Imazapyr herbicide applied at 0.5 to 1.0 lb ae/Ac is also effective for giant reed control (Bell 2011). The imazapyr concentration in available products varies, as do amounts of spray solution applied per acre, but at a typical 30 gallons per acre spray volume, these per-acre rates equate to 0.4 to 0.8% Arsenal® or 0.8 to 1.6% Chopper® product in water. Keep in mind that imazapyr is a persistent herbicide, which, unlike glyphosate, may be absorbed from the soil by roots extending into the treated area. It may be particularly injurious to trees. A lower rate of imazapyr mixed with glyphosate (0.25 lb ae imazapyr plus 1.0 lb ae glyphosate per acre) can provide comparable or better control (Bell 2011). Using this combination of herbicides can reduce costs and the amount of soil residual herbicide, compared to using imazapyr alone. The combination also provides two herbicide modes of action, reducing the likelihood of herbicide resistance.

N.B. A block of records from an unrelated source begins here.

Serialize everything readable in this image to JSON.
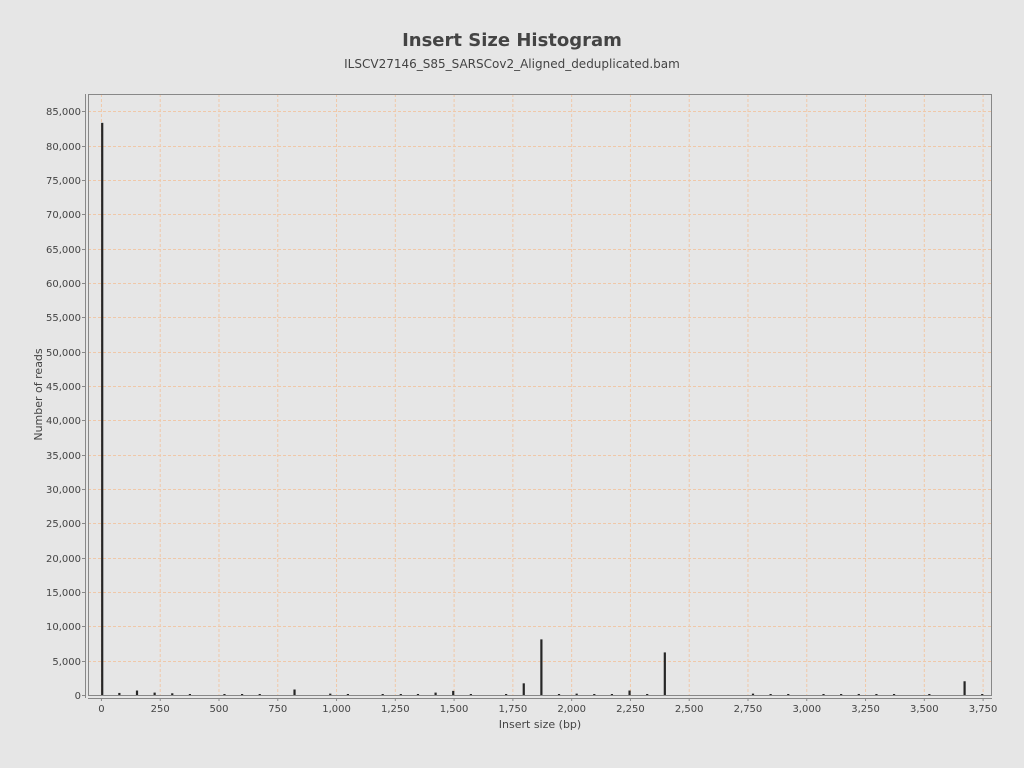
{
  "chart_data": {
    "type": "bar",
    "title": "Insert Size Histogram",
    "subtitle": "ILSCV27146_S85_SARSCov2_Aligned_deduplicated.bam",
    "xlabel": "Insert size (bp)",
    "ylabel": "Number of reads",
    "xlim": [
      -55,
      3790
    ],
    "ylim": [
      0,
      87500
    ],
    "xticks": [
      0,
      250,
      500,
      750,
      1000,
      1250,
      1500,
      1750,
      2000,
      2250,
      2500,
      2750,
      3000,
      3250,
      3500,
      3750
    ],
    "xtick_labels": [
      "0",
      "250",
      "500",
      "750",
      "1,000",
      "1,250",
      "1,500",
      "1,750",
      "2,000",
      "2,250",
      "2,500",
      "2,750",
      "3,000",
      "3,250",
      "3,500",
      "3,750"
    ],
    "yticks": [
      0,
      5000,
      10000,
      15000,
      20000,
      25000,
      30000,
      35000,
      40000,
      45000,
      50000,
      55000,
      60000,
      65000,
      70000,
      75000,
      80000,
      85000
    ],
    "ytick_labels": [
      "0",
      "5,000",
      "10,000",
      "15,000",
      "20,000",
      "25,000",
      "30,000",
      "35,000",
      "40,000",
      "45,000",
      "50,000",
      "55,000",
      "60,000",
      "65,000",
      "70,000",
      "75,000",
      "80,000",
      "85,000"
    ],
    "grid": true,
    "x": [
      5,
      78,
      153,
      228,
      303,
      378,
      525,
      600,
      675,
      823,
      975,
      1050,
      1198,
      1275,
      1348,
      1423,
      1498,
      1573,
      1723,
      1798,
      1873,
      1948,
      2023,
      2098,
      2173,
      2248,
      2323,
      2398,
      2773,
      2848,
      2923,
      3073,
      3148,
      3223,
      3298,
      3373,
      3523,
      3673,
      3748
    ],
    "values": [
      83300,
      300,
      650,
      350,
      250,
      60,
      60,
      60,
      60,
      800,
      200,
      60,
      60,
      60,
      60,
      350,
      600,
      60,
      60,
      1700,
      8100,
      60,
      200,
      60,
      60,
      650,
      60,
      6200,
      200,
      60,
      60,
      60,
      60,
      150,
      100,
      60,
      60,
      2000,
      60
    ],
    "bar_color": "#262626",
    "grid_color": "#f0c8a8"
  }
}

Invasive Potential of Bioenergy Plantings
Although this potentially invasive plant has not been problematic in Florida to date, recent permitting of its planting for bioenergy feed stock may increase the risk of naturalization into plant communities of southeastern states (Loewenstein 2005). Biofuel crops introduced outside of their native range can potentially escape from cultivation and invade unmanaged habitats (Raghu et al. 2006; Barney and DiTomaso 2008; Buddenhagen et al. 2009). Many authors have advised that a precautionary approach should be the basis for bioenergy policies to minimize the negative impacts of exotic plants. (Chimera et al. 2010; Davis et al. 2010; Witt 2010; McCormick and Howard 2013). While a precautionary approach is attractive from an ecological perspective, management of invasive species in the United States has typically focused on controlling existing invaders rather than preventing new invasions (Finnoff et al. 2007). Uncertainty remains about how to manage the potential invasiveness of biofuel crops such as giant reed without harming the economic interests of stakeholders.